Para esta ocasión había varias sensaciones. Juan Carlos y
Gina eran ya esposos en la vida real, por ende el que los eligieran a pasar al
centro y se colocaran espalda con espalda era algo sensacional, pues iban a
bendecir su unión a la luz de su nueva fe, David y Maricela no estaban casados
aún, pero eran novios formales que después se casarían por lo civil, a ellos
también les emocionó ser elegidos, pues esto podría ya contar como un hecho su
relación profunda, Sara y Julio no eran nada, ella ruborizada se paró de entre
el grupo de solteras y las demás, en gestos que eran permitidos, le ayudaban a
pararse tocándole las nalgas, las tetas, la barbilla, el cabello, y en cierta
forma las solteras hacían fiesta por la elección de una hermana que, aunque ya
mayor a sus treinta y ocho años, lucía tan muchacha como la más pequeña, que
tenía veintiuno.



Se colocó pensativa, preguntándose en qué consistía casarse
ahí, en cierto modo feliz de no estar ella implicada en ese matrimonio, es
decir, no era asunto de ella, ella sólo se limitaba a seguir los designios del
destino, el cual le unía con Julio, quien le parecía bastante guapo y no le caía
mal, a lo que cayó en cuenta que verdaderamente le simpatizaba ese hombre.
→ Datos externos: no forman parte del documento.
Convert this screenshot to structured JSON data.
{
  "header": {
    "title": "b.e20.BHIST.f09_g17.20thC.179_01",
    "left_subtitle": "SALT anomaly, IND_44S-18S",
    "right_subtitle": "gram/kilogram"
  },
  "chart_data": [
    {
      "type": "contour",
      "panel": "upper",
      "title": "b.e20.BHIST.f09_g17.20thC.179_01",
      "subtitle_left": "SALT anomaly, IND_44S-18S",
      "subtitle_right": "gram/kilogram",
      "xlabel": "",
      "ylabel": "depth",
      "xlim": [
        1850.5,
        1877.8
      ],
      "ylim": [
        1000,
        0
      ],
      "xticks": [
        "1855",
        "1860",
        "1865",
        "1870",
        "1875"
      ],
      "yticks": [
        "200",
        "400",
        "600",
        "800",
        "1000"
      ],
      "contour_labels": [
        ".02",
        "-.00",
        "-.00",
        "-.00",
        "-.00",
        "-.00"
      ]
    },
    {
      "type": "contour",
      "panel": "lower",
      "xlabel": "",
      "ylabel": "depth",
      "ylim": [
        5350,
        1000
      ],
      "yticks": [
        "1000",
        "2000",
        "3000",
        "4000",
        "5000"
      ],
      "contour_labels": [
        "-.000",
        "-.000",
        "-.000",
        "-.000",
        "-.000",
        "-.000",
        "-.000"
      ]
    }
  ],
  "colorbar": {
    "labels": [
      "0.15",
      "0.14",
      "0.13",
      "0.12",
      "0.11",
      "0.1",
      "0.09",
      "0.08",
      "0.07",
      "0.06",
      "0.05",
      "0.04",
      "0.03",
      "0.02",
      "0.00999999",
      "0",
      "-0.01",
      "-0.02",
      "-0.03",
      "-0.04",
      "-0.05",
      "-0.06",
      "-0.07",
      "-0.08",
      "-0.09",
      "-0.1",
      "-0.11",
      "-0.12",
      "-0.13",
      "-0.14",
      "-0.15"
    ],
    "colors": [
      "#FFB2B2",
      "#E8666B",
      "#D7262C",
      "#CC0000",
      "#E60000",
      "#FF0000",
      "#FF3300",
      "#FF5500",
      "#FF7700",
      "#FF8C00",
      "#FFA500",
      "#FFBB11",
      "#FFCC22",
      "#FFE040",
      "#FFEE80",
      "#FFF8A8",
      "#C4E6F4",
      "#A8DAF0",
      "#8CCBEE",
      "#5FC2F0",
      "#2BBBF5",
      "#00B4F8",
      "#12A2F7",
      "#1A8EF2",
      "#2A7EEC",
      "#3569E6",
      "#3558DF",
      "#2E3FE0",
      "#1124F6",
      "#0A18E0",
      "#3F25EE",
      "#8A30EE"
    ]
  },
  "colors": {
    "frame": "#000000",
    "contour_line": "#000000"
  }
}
Julio
por su parte veía sólo ganancias, estar casado así nada más con esa mujer que
ciertamente estaba bastante buena, sin mover un solo dedo por simpatizarle.
Bueno, aunque le simpatizaba, el hecho de saber que daría lo mismo no
simpatizarle le proporcionaba una placentera paz. Se sentaron al igual que las
otras parejas, espalda con espalda.



La última de las parejas señaladas era la compuesta por
Manuel y Rebeca. Ambos eran muy jóvenes, el de veinte años y ella de dieciocho
recién cumplidos, se atraían mutuamente pero nunca se habían dado a la tarea de
poner sobre la mesa sus sentimientos. Al escuchar sus nombres se miraron y
sonrieron, como si lo esperasen fervientemente. Rebeca ya había tenido un año
atrás sus primeras relaciones sexuales, tres ocasiones rápidas y consecutivas
que no llegaron a formarle criterio alguno del asunto, mientras que Manuel,
siempre tan respetuoso, no se había acostado todavía con nadie. En términos
reales ambos estaban igual. Nada sabían de una relación fuerte.



Y Favio fue nombrado también, "Favio e Isis" dijo Adreil. Ya
al último, casi se le olvidaba, pero lo dijo, y Favio casi salta de gusto. Pero
Isis no estaba en ese ritual, ella rara vez venía a simples ceremonias, sólo
acudía a matrimonios y misas.



Se sentó entonces Favio al centro y con la espalda sola, con
todo el frío que puede tener una columna que no sostiene nada.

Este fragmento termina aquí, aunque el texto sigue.